The problem with going to cash-only is that many of my patients (the large bulk; the ones with the two 800 lb gorilla insurances that pay sub-MC) couldn't afford to see me that way. In a way, it would be abandoning them. In a sense, it's "me or them", and for the moment my feelings of responsibility towards them are pretty strong. I don't think it'll last forever, though in the meantime there are lots of people who are plenty grateful.
So... how much IS malpractice insurance? $190 an hour?
Depends on where you practice and what your specialty is. For example, in DC-Metro, and OB/Gyn averages about $150,000 a year for malpractice insurance.
With an average 285-practice days, this means that before any other expense can be paid, or the doctor can take a salary, the practice must receive $480 in revenue (not billed for services, but actually paid for services).
Let's pretend same doc is solo - needs an office, equipment, lab capability (minimal to at least draw blood, otherwise needs to send patient to a lab), supplies, office manager, nurse (needs a chaperone with patients), and perhaps a physician-extender to help patients with details - they each need a salary and benefits package, and worker's compensation and such. OK, so each of these things needs to be paid before the doc can take a salary too.
Let's say for discussion overhead of office (rent, supplies, labs, and equipment) is $4000 a month - $48,000 a year, and let's say the 3 FTE's salaries and benefits/insurance for them are a cost of $250,000 a year.
With malpractice and overhead/staff, doctor now must receive $448,000 in payments for services before considering a salary - or bring in about $1572 per day in practice before taking a salary.

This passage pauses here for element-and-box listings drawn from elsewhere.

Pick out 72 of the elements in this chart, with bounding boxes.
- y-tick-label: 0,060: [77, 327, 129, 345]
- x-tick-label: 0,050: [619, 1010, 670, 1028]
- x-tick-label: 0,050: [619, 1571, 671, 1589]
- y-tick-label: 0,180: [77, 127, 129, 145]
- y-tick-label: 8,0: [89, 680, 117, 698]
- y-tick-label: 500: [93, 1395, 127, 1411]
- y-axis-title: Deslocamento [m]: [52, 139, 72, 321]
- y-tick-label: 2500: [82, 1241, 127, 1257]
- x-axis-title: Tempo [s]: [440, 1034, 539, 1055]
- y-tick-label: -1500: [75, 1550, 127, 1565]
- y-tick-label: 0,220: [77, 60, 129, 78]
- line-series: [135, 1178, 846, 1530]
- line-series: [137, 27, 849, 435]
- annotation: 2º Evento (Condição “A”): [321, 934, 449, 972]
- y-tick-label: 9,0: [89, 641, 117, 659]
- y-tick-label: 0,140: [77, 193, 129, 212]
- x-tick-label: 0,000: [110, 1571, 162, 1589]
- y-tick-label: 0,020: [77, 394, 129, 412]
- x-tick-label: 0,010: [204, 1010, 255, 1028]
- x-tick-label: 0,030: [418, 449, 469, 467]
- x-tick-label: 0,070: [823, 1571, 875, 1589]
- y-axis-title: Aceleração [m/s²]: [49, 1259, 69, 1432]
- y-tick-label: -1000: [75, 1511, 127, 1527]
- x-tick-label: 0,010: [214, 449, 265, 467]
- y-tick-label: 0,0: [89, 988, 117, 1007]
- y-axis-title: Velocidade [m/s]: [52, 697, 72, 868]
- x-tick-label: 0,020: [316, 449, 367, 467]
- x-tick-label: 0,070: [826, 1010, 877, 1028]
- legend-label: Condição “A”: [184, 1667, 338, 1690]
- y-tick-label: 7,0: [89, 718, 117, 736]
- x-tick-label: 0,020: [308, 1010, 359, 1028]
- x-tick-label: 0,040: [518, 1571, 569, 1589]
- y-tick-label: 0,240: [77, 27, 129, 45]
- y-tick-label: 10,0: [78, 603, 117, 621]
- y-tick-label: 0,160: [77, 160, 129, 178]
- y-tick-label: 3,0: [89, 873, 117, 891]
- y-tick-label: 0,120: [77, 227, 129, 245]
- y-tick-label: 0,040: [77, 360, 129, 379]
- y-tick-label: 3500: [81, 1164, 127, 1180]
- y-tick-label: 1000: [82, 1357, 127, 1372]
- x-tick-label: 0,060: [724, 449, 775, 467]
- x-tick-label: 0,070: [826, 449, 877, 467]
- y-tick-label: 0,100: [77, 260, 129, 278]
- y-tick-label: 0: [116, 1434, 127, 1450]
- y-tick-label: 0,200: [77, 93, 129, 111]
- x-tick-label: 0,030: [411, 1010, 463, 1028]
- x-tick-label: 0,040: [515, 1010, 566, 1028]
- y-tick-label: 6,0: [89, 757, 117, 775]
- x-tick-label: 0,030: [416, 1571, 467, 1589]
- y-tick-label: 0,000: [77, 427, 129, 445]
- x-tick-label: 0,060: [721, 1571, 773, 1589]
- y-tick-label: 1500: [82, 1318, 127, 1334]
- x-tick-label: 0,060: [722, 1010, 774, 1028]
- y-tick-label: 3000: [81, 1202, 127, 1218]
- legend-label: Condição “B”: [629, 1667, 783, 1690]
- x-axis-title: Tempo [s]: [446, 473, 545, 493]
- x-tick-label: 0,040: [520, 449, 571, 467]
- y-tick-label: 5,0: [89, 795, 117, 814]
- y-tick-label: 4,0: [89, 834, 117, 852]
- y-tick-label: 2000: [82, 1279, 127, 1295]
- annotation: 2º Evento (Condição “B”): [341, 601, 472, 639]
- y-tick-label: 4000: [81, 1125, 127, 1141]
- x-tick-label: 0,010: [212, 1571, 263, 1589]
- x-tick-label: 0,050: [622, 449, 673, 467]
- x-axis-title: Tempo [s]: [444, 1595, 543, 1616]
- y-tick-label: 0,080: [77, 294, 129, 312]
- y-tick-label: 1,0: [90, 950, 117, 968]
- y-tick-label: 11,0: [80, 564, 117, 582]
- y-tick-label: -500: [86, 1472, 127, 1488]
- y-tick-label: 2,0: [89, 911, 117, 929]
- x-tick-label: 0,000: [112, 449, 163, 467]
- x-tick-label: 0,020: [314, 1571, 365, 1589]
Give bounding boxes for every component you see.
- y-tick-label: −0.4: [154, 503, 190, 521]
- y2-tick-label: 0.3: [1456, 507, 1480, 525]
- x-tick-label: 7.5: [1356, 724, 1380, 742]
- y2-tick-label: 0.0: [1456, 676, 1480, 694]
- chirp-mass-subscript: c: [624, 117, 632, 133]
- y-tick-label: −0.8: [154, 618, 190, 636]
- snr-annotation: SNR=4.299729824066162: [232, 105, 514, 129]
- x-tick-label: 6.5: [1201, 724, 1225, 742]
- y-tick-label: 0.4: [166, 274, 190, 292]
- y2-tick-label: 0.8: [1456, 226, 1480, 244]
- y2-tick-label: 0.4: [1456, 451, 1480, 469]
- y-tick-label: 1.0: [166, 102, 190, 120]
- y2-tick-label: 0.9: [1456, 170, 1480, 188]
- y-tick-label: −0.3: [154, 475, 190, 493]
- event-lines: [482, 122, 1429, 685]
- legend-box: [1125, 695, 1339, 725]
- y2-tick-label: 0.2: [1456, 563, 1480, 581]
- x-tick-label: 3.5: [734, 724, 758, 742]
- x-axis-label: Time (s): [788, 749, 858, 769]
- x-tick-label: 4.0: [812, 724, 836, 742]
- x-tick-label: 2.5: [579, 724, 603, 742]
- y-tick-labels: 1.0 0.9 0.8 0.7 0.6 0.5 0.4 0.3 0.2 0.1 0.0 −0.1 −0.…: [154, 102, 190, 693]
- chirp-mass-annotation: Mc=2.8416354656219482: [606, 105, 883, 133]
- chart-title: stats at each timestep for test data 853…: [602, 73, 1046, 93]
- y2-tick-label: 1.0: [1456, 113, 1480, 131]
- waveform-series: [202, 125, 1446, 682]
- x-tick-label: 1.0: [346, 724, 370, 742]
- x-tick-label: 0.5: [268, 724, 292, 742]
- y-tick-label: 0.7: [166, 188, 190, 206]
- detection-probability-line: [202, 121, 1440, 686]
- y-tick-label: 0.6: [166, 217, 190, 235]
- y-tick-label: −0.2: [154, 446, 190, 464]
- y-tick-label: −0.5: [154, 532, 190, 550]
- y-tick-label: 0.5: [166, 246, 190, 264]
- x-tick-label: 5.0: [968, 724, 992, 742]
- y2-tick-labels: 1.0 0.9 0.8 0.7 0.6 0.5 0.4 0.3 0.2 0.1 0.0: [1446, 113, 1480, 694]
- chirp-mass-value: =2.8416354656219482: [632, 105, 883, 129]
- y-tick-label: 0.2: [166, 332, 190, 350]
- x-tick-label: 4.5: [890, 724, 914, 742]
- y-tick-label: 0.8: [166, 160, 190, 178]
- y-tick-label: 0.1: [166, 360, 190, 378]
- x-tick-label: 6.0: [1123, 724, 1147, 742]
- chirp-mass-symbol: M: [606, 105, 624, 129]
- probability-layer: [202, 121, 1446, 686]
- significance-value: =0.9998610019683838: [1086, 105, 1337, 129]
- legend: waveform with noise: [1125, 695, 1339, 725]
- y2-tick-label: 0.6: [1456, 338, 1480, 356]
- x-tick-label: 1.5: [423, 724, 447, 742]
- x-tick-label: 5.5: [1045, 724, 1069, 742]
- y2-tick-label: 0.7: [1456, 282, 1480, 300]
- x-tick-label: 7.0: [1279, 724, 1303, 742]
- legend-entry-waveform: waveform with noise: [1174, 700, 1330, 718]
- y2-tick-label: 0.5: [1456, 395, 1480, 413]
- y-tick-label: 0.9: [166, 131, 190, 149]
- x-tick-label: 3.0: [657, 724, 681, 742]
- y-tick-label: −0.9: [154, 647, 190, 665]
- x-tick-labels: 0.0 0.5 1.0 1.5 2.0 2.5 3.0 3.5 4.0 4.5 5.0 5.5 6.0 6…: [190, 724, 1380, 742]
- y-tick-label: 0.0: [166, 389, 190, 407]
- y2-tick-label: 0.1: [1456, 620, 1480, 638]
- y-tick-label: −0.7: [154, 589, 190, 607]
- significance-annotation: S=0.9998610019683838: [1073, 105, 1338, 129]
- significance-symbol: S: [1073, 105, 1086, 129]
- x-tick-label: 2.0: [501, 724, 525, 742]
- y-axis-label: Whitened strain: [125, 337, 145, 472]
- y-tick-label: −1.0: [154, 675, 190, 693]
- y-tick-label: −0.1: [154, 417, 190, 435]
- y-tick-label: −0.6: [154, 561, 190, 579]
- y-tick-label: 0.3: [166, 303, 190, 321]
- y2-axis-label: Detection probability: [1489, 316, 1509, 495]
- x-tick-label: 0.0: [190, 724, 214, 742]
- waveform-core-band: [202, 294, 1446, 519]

Pretending an office-visit is billed at $100 and paid at $75, then said doctor needs to see 21-patients a day before any salary for themself.
dino; If you had a tire store, and someone came in and said, I want some new Michelin tires, but I can't afford them, what can you do for me?
What would you say?
a. Sorry
b. How about I sell them to you at cost
c. How about I sell them to below cost
d. No problem, I 'll give them to you.
Until patients have more of an economic stake in their own health care-the economics of health care will continue as is-premiums go up, coverage goes down, Doctors are expected to live with it.